La grâce des petites rencontres

Il y a des mains marquées comme des visages qui racontent des histoires de vie à partir desquelles le regard infirmier peut tirer une mine de renseignements cliniques et socio-professionnels. L’épaisseur de l’épiderme d’un bucheron nous renvoie sa robustesse ou au contraire la minceur de cette peau-parchemin nous renseigne sur la vulnérabilité de cette personne âgée qu’il conviendra de toucher autrement. La déformation des doigts, stigmates d’une polyarthrite rhumatoïde ou d’une dégénérescence tendineuse d’une maladie de Horton nous invitera à explorer et anticiper la dépendance d’une personne handicapée. La moiteur d’une main fiévreuse ou angoissée livre des signes qu’il reste à explorer, la sècheresse de la peau qui annonce des crevasses ou une desquamation signe l’inconfort qui somme le soignant de répondre à la façon de Levinas : Me voici ! Cette réponse nous rend soignant et nous conjure d’assumer le rendez-vous, nous oblige moralement à la rencontre humaine qui s’éclaire par la capacité à découvrir ce qui est souvent voilé. Les petites rencontres sont remplies de grâce, nous savons bien cela, elles illuminent nos journées.

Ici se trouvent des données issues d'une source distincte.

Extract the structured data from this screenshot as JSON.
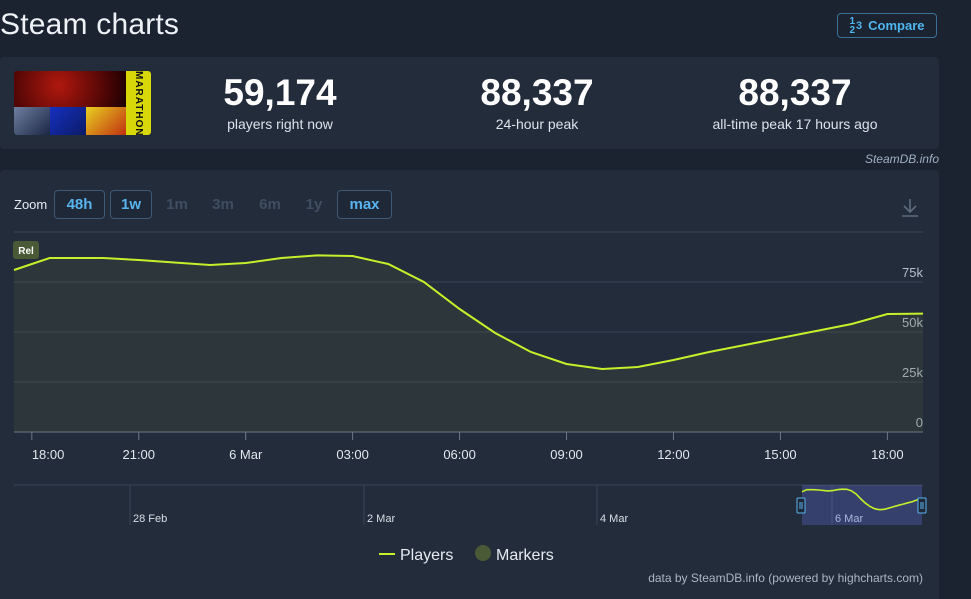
{
  "page": {
    "title": "Steam charts"
  },
  "compare": {
    "icon": "fraction-icon",
    "frac_top": "1",
    "frac_mid": "2",
    "frac_right": "3",
    "label": "Compare"
  },
  "game": {
    "logo_text": "MARATHON"
  },
  "stats": [
    {
      "value": "59,174",
      "label": "players right now"
    },
    {
      "value": "88,337",
      "label": "24-hour peak"
    },
    {
      "value": "88,337",
      "label": "all-time peak 17 hours ago"
    }
  ],
  "credit_top": "SteamDB.info",
  "zoom": {
    "label": "Zoom",
    "buttons": [
      "48h",
      "1w",
      "1m",
      "3m",
      "6m",
      "1y",
      "max"
    ],
    "active": [
      "48h",
      "1w",
      "max"
    ]
  },
  "marker_badge": "Rel",
  "legend": {
    "players": "Players",
    "markers": "Markers"
  },
  "credit_bottom": "data by SteamDB.info (powered by highcharts.com)",
  "colors": {
    "line": "#c6f02a",
    "marker": "#4a5a36",
    "accent": "#58b4f0",
    "bg": "#1b2230",
    "panel": "#232c3b"
  },
  "chart_data": {
    "type": "line",
    "series": [
      {
        "name": "Players",
        "color": "#c6f02a"
      }
    ],
    "x": [
      "5 Mar 17:30",
      "5 Mar 18:30",
      "5 Mar 20:00",
      "5 Mar 21:00",
      "5 Mar 23:00",
      "6 Mar 00:00",
      "6 Mar 01:00",
      "6 Mar 02:00",
      "6 Mar 03:00",
      "6 Mar 04:00",
      "6 Mar 05:00",
      "6 Mar 06:00",
      "6 Mar 07:00",
      "6 Mar 08:00",
      "6 Mar 09:00",
      "6 Mar 10:00",
      "6 Mar 11:00",
      "6 Mar 12:00",
      "6 Mar 13:00",
      "6 Mar 14:00",
      "6 Mar 15:00",
      "6 Mar 16:00",
      "6 Mar 17:00",
      "6 Mar 18:00",
      "6 Mar 19:00"
    ],
    "values": [
      81000,
      87000,
      87000,
      86000,
      83500,
      84500,
      87000,
      88300,
      88000,
      84000,
      75000,
      61500,
      49500,
      40000,
      34000,
      31500,
      32500,
      36000,
      40000,
      43500,
      47000,
      50500,
      54000,
      59000,
      59200
    ],
    "xticks": [
      "18:00",
      "21:00",
      "6 Mar",
      "03:00",
      "06:00",
      "09:00",
      "12:00",
      "15:00",
      "18:00"
    ],
    "yticks": [
      "0",
      "25k",
      "50k",
      "75k"
    ],
    "ylim": [
      0,
      100000
    ],
    "navigator": {
      "labels": [
        "28 Feb",
        "2 Mar",
        "4 Mar",
        "6 Mar"
      ]
    },
    "grid": true,
    "legend": "bottom-center"
  }
}
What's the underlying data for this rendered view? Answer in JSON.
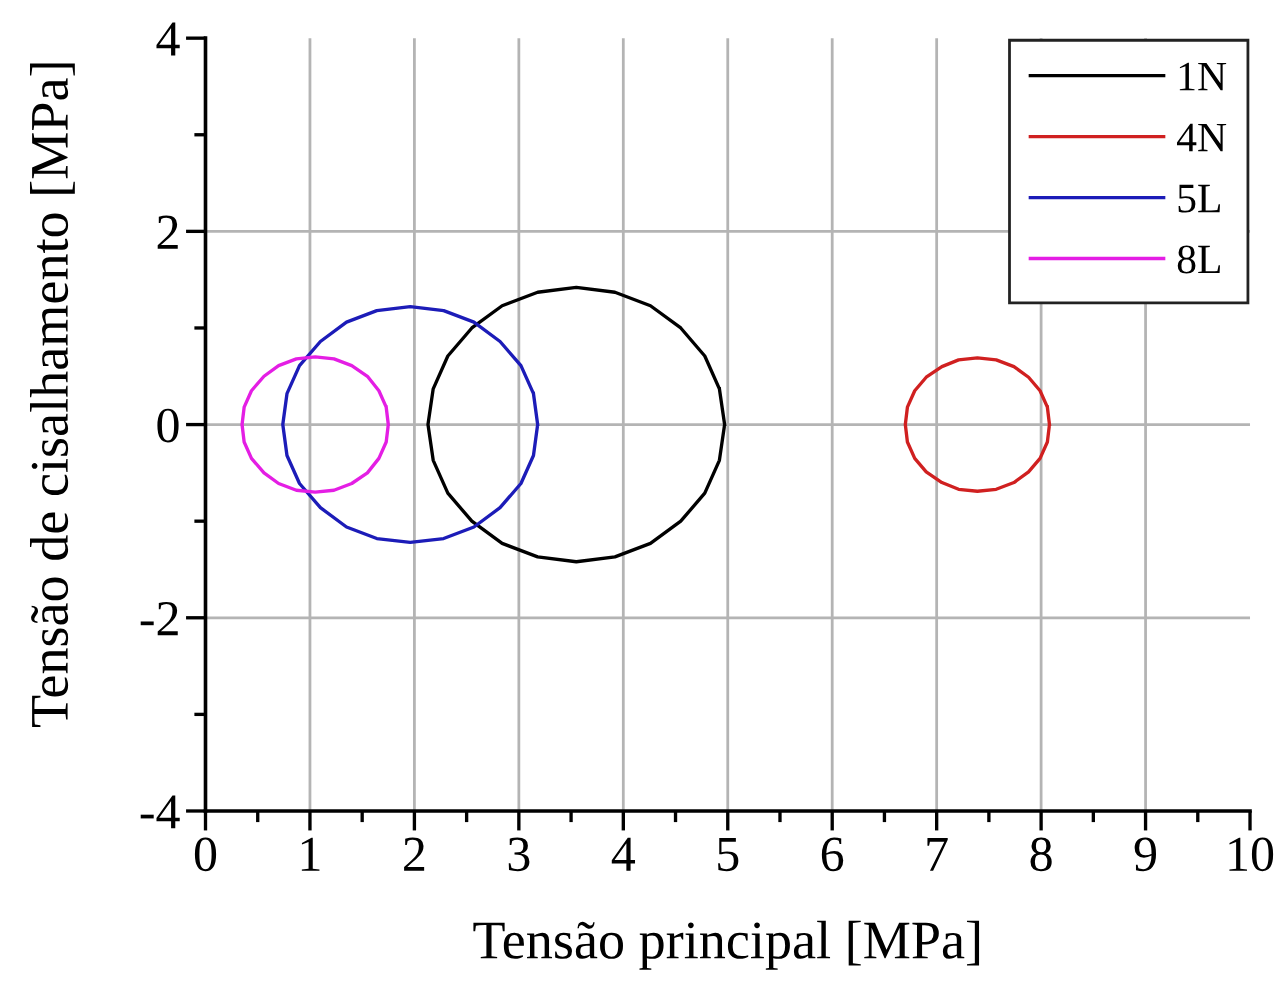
{
  "chart_data": {
    "type": "line",
    "xlabel": "Tensão principal [MPa]",
    "ylabel": "Tensão de cisalhamento [MPa]",
    "xlim": [
      0,
      10
    ],
    "ylim": [
      -4,
      4
    ],
    "xticks": [
      0,
      {
        "value": 0.5,
        "label": null
      },
      1,
      {
        "value": 1.5,
        "label": null
      },
      2,
      {
        "value": 2.5,
        "label": null
      },
      3,
      {
        "value": 3.5,
        "label": null
      },
      4,
      {
        "value": 4.5,
        "label": null
      },
      5,
      {
        "value": 5.5,
        "label": null
      },
      6,
      {
        "value": 6.5,
        "label": null
      },
      7,
      {
        "value": 7.5,
        "label": null
      },
      8,
      {
        "value": 8.5,
        "label": null
      },
      9,
      {
        "value": 9.5,
        "label": null
      },
      10
    ],
    "yticks": [
      -4,
      {
        "value": -3,
        "label": null
      },
      -2,
      {
        "value": -1,
        "label": null
      },
      0,
      {
        "value": 1,
        "label": null
      },
      2,
      {
        "value": 3,
        "label": null
      },
      4
    ],
    "grid": true,
    "legend": "top right",
    "series": [
      {
        "name": "1N",
        "color": "#000000",
        "x": [
          4.97,
          4.92,
          4.78,
          4.55,
          4.26,
          3.92,
          3.55,
          3.18,
          2.84,
          2.55,
          2.32,
          2.18,
          2.13,
          2.18,
          2.32,
          2.55,
          2.84,
          3.18,
          3.55,
          3.92,
          4.26,
          4.55,
          4.78,
          4.92,
          4.97,
          4.92
        ],
        "values": [
          0,
          0.37,
          0.71,
          1.0,
          1.23,
          1.37,
          1.42,
          1.37,
          1.23,
          1.0,
          0.71,
          0.37,
          0,
          -0.37,
          -0.71,
          -1.0,
          -1.23,
          -1.37,
          -1.42,
          -1.37,
          -1.23,
          -1.0,
          -0.71,
          -0.37,
          0,
          0.37
        ]
      },
      {
        "name": "4N",
        "color": "#d02020",
        "x": [
          8.08,
          8.06,
          7.99,
          7.88,
          7.74,
          7.57,
          7.39,
          7.21,
          7.05,
          6.9,
          6.79,
          6.72,
          6.7,
          6.72,
          6.79,
          6.9,
          7.05,
          7.21,
          7.39,
          7.57,
          7.74,
          7.88,
          7.99,
          8.06,
          8.08,
          8.06
        ],
        "values": [
          0,
          0.18,
          0.35,
          0.49,
          0.6,
          0.67,
          0.69,
          0.67,
          0.6,
          0.49,
          0.35,
          0.18,
          0,
          -0.18,
          -0.35,
          -0.49,
          -0.6,
          -0.67,
          -0.69,
          -0.67,
          -0.6,
          -0.49,
          -0.35,
          -0.18,
          0,
          0.18
        ]
      },
      {
        "name": "5L",
        "color": "#1c1cb8",
        "x": [
          3.18,
          3.14,
          3.02,
          2.82,
          2.57,
          2.28,
          1.96,
          1.64,
          1.35,
          1.1,
          0.9,
          0.78,
          0.74,
          0.78,
          0.9,
          1.1,
          1.35,
          1.64,
          1.96,
          2.28,
          2.57,
          2.82,
          3.02,
          3.14,
          3.18,
          3.14
        ],
        "values": [
          0,
          0.32,
          0.61,
          0.86,
          1.06,
          1.18,
          1.22,
          1.18,
          1.06,
          0.86,
          0.61,
          0.32,
          0,
          -0.32,
          -0.61,
          -0.86,
          -1.06,
          -1.18,
          -1.22,
          -1.18,
          -1.06,
          -0.86,
          -0.61,
          -0.32,
          0,
          0.32
        ]
      },
      {
        "name": "8L",
        "color": "#e41ee4",
        "x": [
          1.75,
          1.73,
          1.66,
          1.55,
          1.4,
          1.23,
          1.05,
          0.87,
          0.7,
          0.56,
          0.44,
          0.37,
          0.35,
          0.37,
          0.44,
          0.56,
          0.7,
          0.87,
          1.05,
          1.23,
          1.4,
          1.55,
          1.66,
          1.73,
          1.75,
          1.73
        ],
        "values": [
          0,
          0.18,
          0.35,
          0.5,
          0.61,
          0.68,
          0.7,
          0.68,
          0.61,
          0.5,
          0.35,
          0.18,
          0,
          -0.18,
          -0.35,
          -0.5,
          -0.61,
          -0.68,
          -0.7,
          -0.68,
          -0.61,
          -0.5,
          -0.35,
          -0.18,
          0,
          0.18
        ]
      }
    ]
  }
}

Le mouvement élégant d’une main d’enfant qui joue avec l’espace, celui plus incertain et tremblant qui peine à saisir un verre d’eau, doit nous étonner et nous pousser à mieux le comprendre. C’est le souci de l’Autre qui doit nous amener à l’attention de ces petites choses que la proximité avec le patient permet. Les métiers soignants ne doivent pas se borner à une approche générale car elle pousse à l’insuffisance. Si la démarche holistique nous demande de penser autrui de façon globale dans toutes ses dimensions, alors elle nous oblige également à ne pas occulter les nano-renseignements cliniques qui en disent tout autant que le langage des organes. Ces signes cliniques infraliminaux sont autant de cibles que nous devons apprendre à décrypter. Ils sont très discrets et nous avons alors besoin de tous nos sens pour dévoiler ce qui ne se montre pas tout à fait. Notre intuition, notre imaginaire, nos émotions, notre culture seront autant d’outils facilitant l’approche microscopique de ces signes.

C’est le souci de l’Autre qui doit nous amener à l’attention de ces petites choses que la proximité avec le patient permet.

Place aux émotions, à l’intuition, à l’imaginaire et la créativité dans le soin

Ce focus clinique ouvre une dimension qui n’est pas antinomique avec une démarche classique. Nous connaissons tous cette approche informelle et c’est bien ce côté informel qui mériterait sa place pleine et entière dans nos universités. Cette voie du Soin emprunte juste un chemin clinique inversé qui part du détail, nourrit le sens de la prise en charge globale et se trouve ainsi complémentaire des démarches classiques. Elle permet une approche soignante libre, critique et créative qui invite à s’étonner de l’ordinaire et se rapprocher du patient à partir de ce qu’il nous voile ou nous offre discrètement, ses petites choses qui sont juste l’expression ce qu’il est.

Note

  1. M. C. Vallejo, Une approche philosophique du soin – L'éthique au coeur des petites choses, Editions érès, 2014.